Aos gritos e quase tabefes, explicou-me que qualquer anúncio custava dinheiro. Os anunciantes pagavam para vender a casa, comprar um carro ou oferecer serviços profissionais e especializados? Um trompetista – currículo de orquestras e apresentações para chefes de Estado – oferecia seus préstimos aos casamentos, batizados, bodas, formaturas ou jantares românticos. Uma pianista alugava mesas em sua pequena sala para quem, comprando vinhos e refestelando-se nos pratos cozinhados pelo irmão, chef com diploma de Porto Alegre, ouvisse seus dedos ágeis por quase uma hora recebendo, ao fim do manjar, caixa de chocolates caseiros.


Entre serviços e produtos, os classificados amorosos são os que chamam minha atenção: homens e mulheres, na melhor condição de apaixonados, desdobram-se na busca da palavra adequada para laçar candidatos. Descrevem suas qualidades físicas (alto, baixo, abdômen de tanquinho ou lavadora, barriguinha saliente, sem pelo no corpo, cabelos lisos, crespos ou curtos, lábios carnudos, pele bronzeada, recém-siliconada, corpo definido, sem celulite, estrias ou marcas de cirurgias...).
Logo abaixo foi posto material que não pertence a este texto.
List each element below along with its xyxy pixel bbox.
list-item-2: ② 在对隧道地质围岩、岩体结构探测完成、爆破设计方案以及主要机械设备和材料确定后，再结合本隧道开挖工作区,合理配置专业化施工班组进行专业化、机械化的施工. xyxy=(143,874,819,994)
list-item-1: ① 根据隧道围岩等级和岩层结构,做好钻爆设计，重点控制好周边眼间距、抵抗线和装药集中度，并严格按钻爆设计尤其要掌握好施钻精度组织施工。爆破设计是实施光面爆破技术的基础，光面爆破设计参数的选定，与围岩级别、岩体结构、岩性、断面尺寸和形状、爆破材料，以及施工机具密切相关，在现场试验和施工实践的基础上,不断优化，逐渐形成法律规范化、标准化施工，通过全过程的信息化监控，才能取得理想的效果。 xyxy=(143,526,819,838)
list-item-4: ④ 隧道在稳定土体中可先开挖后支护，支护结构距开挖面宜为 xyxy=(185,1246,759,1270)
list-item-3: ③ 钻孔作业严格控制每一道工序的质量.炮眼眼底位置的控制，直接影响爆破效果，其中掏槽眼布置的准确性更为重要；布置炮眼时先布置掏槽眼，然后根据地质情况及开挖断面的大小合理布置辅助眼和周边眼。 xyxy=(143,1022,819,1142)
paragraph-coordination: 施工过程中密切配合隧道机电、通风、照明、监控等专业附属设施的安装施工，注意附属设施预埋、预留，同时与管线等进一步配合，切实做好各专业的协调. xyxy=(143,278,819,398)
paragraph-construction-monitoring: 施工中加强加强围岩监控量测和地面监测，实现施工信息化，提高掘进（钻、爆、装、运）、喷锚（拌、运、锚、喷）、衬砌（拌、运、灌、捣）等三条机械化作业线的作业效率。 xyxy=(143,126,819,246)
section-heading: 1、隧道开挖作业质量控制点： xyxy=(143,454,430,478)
Em seguida, as características pessoais (inteligente, viajado, culto, animado, extrovertido, sincero, tímido, discreto, atraente, poliglota, simpático, elegante, sério, responsável, financeiramente estabilizado, disposto a assumir responsabilidades de maior impacto...). Por fim, os números dos telefones, os endereços eletrônicos ou caixas postais.


Boa parte desses anúncios certamente receberia número de reclamação no PROCON ou nas demais entidades de defesa do consumidor por, de maneira arbitrária e sem medidas, enganar os incautos. Uma ex-aluna do interior paulista, mãe de alguns filhos, trocou quase três centenas de mensagens eletrônicas com um desconhecido do Rio de Janeiro cuja foto, impressa em papel de boa qualidade e exibida às amigas e, especialmente, às adversárias, prometera fim de semana inesquecível exercendo seus dotes culinários e suas performances físicas.


Na segunda-feira à noite, antes do início da aula, perguntei – obviamente me referindo às qualidades técnicas de cozinheiro – se tivera grande surpresa.


- Que surpresa! A foto era dele mesmo, mas de trinta anos atrás e nunca, repetiu enfaticamente, nunca em minha vida comi tanto ovo em apenas um fim de semana.

*Publicado originalmente na coluna Ficções, Caderno Tem!, do Oeste Notícias (Presidente Prudente – SP) de 20 de janeiro de 2012.